Let $X$ be a compact metric space, and $\Theta$ be a finite space, endowed with their own $\sigma$-algebra.
Let $f \colon X \times \Theta \to \mathbb{R}$ be a Caratheodory function such that (1) for each $x \in X$, the function $f(x, \cdot) \colon \Theta \to \mathbb{R}$ is measurable; and (2) for each $\theta \in \Theta$, the function $f( \cdot, \theta) \colon X \to \mathbb{R}$ is continuous.
Given each $x \in X$, we have a probability distribution $\pi( \cdot \,| \, x) \colon 2^{\Theta} \to [0,1]$. In particular, given any fixed $x \in X$, it will generate a corresponding probability distribution $\pi$ on $2^\Theta$.
I am curious that
Under what kind of conditions (assumptions) imposed on this probability distribution $\pi$ , the map $$X \ni x \mapsto \int_\Theta f(x,\theta) \, \pi( \mathrm{d} \theta \,| \,x) \in \mathbb{R}$$ will be continuous on $X$?
Any idea or suggestions are most welcome!
Thank you so much!
I think your integral is $$ h(x) = \sum_{\theta\in \Theta} f(x,\theta) \pi(\{\theta\}|x) \quad \forall x \in X $$ if $\pi(\{\theta\}|x) = \pi(\{\theta\})$ for all $x \in X$ then this is a sum of a finite number of functions that are continuous in $x$, and hence is continuous in $x$. More generally, if $\pi(\{\theta\}|x)$ is continuous in $x$ for each $\theta \in \Theta$, then this is a sum of a finite numer of functions that are continuous in $x$ (and hence is continuous in $x$).
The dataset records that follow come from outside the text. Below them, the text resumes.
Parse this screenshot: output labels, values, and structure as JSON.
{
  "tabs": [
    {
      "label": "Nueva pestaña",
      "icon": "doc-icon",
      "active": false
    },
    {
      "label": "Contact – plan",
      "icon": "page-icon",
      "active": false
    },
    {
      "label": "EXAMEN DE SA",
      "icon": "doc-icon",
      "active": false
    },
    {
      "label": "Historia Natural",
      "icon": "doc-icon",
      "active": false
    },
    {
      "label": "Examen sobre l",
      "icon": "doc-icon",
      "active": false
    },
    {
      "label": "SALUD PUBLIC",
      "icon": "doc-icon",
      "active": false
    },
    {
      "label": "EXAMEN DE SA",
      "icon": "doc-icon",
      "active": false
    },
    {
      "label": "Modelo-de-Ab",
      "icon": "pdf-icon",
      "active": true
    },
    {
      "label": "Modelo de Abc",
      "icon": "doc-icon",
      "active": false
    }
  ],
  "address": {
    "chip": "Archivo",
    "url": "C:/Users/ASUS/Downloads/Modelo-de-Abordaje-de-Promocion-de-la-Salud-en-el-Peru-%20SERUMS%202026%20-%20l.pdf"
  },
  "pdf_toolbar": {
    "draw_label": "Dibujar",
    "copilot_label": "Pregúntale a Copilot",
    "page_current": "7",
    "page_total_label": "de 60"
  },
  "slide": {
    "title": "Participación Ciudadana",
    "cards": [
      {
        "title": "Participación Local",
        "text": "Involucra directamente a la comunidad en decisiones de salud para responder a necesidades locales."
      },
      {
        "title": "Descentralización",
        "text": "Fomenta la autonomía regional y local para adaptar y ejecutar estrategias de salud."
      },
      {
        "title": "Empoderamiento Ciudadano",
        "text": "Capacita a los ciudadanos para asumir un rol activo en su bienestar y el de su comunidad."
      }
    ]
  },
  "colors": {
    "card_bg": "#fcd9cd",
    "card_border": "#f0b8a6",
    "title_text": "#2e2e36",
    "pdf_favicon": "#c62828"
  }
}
Else, it is easy to get a discontinuous example (despite my incorrect comment from before that tried to do it with $\Theta$ being only a 1-element set) by defining $\pi(\{\theta\}|x)$ discontinuously. Define $X=[0,1]$, define $\Theta=\{0,1\}$, $f(x,0)=0$, $f(x,1) = 1$ for all $x \in [0,1]$, and define: $$ (\pi(\{0\}|x), \pi(\{1\}|x)) = \left\{ \begin{array}{ll} (1,0) &\mbox{ if $x \in [0,1/2)$} \\ (1/2,1/2) & \mbox{ if $x \in [1/2,1]$} \end{array} \right.$$ Then $$h(x)= \pi(\{1\}|x) = \left\{ \begin{array}{ll} 0 &\mbox{ if $x \in [0,1/2)$} \\ 1/2 & \mbox{ if $x \in [1/2,1]$} \end{array} \right.$$ and this is discontinuous in $x$.